11:57 am
well we dont need to say anything just yet. i have been wondering what i have done wrong to deserve such a treatment sometimes. but the treatment i have got is something that has been done right inside of me and nothing else. i gotta see what i have lies in my future. yeahs.
1t33 didnt run ytd. cuz of some people who are so irresponsible.
i would run for u guys, so dont make it sound if it was part my fault that i couldnt lift my leg to run. im feeling some strain in the shin again. its hurting like omfg. im like trying to jogjogjog a little. then stretch and icing it. but its not working. i wanna train a lil of sprints next week with kenrick and nigel. oh buddies. but its like so difficult. even mark is gonna teach me and nigel rugby so we can play for school next year. its cool thinking that the coach wants us in but we gotta reject cuz of track commitments. ohwells!
when will i decide to make full use of my time? i wonder. its really awkward to know that im doing things depending on my mood. i have been sleeping really early recently. im like so tired doing everything.
im gonna find time during breaks to study at the library. its so "orange" and bright inside and cold. i like it cold. =D=D=D then i can immerse myself in my music and study. to think of it, i wasnt aware of my surroundings at all for the whole one hour. COOL. =D i like the little distractions part, it keeps me focus. and and and. i MANAGE TO DO 7 PULL UPS! OH MY GOD> AMAZING FEAT. i swear i could only do 2 like last week. ok. MORE workout and bicep curls and dips. jus keep it up and jog more often. NAPFA WILL BE A BREEZE.
I SO WANNA GO CAMBRIDGE. PLEASE PLEASE PLEASE! aaron u gotta wake up from dreamland and mugg even harder esp when the tracher chose u out of the hundreds to compete for the 1 of the 4 places. not many ppl get the chance to go and it will really be very good if i got the chance and get a chance to go. maybe this is a sign to work hard then.
well this is a little something from inside me.

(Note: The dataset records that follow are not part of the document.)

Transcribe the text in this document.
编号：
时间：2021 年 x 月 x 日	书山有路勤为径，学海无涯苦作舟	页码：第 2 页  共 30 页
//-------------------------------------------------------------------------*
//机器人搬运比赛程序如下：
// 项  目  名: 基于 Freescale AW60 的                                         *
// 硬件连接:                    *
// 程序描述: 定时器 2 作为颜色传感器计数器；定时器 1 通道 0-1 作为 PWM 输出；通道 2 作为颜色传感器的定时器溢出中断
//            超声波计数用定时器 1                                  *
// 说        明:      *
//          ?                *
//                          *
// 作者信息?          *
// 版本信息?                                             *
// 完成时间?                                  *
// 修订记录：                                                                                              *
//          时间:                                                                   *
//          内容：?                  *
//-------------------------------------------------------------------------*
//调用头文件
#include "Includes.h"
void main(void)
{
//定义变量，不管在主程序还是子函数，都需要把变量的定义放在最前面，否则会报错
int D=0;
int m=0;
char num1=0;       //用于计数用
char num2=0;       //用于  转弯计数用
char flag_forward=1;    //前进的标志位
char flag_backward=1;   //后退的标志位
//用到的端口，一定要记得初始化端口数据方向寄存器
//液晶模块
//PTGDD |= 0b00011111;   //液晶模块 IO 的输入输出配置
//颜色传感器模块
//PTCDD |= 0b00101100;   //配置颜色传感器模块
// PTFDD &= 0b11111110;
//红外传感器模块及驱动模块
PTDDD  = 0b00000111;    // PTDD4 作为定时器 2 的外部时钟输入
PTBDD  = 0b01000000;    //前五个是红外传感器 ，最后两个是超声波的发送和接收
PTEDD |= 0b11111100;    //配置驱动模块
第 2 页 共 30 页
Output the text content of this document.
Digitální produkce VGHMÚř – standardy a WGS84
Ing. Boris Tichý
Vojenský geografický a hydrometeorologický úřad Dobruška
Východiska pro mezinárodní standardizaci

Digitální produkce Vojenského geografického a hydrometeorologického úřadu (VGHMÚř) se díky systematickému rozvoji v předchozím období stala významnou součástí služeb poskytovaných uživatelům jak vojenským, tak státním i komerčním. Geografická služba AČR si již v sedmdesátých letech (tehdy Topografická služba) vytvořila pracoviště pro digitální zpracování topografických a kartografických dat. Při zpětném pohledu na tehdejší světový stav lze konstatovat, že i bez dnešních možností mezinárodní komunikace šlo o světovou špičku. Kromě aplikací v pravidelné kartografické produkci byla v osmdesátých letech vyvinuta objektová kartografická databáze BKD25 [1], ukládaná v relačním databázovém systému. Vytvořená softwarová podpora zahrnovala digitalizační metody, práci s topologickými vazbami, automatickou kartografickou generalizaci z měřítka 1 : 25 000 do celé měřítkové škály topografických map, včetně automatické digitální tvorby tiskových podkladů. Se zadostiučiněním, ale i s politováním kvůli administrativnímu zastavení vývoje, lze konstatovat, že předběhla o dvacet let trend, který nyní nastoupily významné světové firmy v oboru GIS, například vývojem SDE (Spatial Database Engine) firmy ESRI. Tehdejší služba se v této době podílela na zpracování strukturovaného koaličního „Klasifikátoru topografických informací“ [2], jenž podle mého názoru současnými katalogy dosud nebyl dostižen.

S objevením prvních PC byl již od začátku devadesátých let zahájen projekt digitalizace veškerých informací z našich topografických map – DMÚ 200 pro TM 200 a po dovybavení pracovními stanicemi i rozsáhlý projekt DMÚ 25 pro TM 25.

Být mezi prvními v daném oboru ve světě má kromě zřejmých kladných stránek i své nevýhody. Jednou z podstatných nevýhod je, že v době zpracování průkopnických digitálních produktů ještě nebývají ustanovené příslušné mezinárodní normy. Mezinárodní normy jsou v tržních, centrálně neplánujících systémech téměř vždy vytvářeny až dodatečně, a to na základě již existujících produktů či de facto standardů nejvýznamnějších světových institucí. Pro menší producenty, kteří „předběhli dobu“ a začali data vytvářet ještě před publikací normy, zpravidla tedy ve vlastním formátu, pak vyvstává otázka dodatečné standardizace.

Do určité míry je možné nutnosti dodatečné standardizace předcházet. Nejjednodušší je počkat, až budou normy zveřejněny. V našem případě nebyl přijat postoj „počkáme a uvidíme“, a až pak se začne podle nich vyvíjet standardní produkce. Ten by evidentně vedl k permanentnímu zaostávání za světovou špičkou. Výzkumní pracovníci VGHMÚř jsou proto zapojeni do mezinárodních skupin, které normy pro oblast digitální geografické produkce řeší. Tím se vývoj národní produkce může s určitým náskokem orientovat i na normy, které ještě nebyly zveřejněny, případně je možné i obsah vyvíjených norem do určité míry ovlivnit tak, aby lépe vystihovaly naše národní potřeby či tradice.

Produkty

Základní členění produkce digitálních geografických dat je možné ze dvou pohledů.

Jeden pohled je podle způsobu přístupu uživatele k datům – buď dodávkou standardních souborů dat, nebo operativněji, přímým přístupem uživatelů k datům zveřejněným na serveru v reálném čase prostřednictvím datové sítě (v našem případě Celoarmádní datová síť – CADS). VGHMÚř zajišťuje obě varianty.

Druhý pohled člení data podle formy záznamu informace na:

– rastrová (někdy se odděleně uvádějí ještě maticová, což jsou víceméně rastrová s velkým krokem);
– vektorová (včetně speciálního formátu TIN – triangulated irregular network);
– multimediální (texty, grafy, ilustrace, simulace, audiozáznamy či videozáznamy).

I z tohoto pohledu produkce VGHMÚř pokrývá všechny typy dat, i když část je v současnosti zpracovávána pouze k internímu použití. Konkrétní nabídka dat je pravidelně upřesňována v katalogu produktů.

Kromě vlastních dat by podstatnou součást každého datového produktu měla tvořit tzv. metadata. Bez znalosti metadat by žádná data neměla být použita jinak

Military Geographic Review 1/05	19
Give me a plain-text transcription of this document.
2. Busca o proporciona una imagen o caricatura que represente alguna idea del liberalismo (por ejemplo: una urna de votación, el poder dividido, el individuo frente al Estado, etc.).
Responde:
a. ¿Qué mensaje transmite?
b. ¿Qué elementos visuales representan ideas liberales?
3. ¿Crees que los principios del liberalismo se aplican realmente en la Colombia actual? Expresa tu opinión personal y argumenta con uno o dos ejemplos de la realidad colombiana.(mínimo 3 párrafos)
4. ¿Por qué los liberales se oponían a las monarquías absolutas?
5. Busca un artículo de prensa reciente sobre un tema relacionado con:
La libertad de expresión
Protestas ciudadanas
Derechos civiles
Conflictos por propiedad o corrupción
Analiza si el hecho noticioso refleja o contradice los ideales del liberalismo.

"when time flies nevertheless,
we'll see each other again.
i never had any motive,
to know that i'd like u all the time.
i dont believe in fate,
because it is so superficial.
i dont believe in love,
maybe cuz its materialistical.
but love to what we define,
love is that we design.
it was never jus a feeling,
but our efforts to pursue.
dont cry for the last minute,
when our hearts suffice.
cuz when we think too much,
thats when nothing is ever enough.
i shall remember the time,
when i did work for you.
it seemed like the millionth time,
where i fell in love with you.
it was those few words,
that i heard u spoke before.
those words of concern,
i wished a little more.
saying is jus declaration,
actions are my recollections.
i wish i knew time limitations,
so i could start my preparations.
candlelight, sunset, strolls,
alongside the embrace for more.
for i do love not for majority,
my heart is clear with its clarity.
so what do you think?
i so want to know.
for how you feel,
its my priceless fold."
...if u were to think all my words were from somewhere, the only place you could find is inside of me...i guess im gonna start on my history work. tonight's concert i hope it will be a good one. no one from t39 is going except laura and shiyu. owells.
it doesnt matter what my heart desires, because ultimately, as long as you are happy... thats what matters most. the smile i see every so often.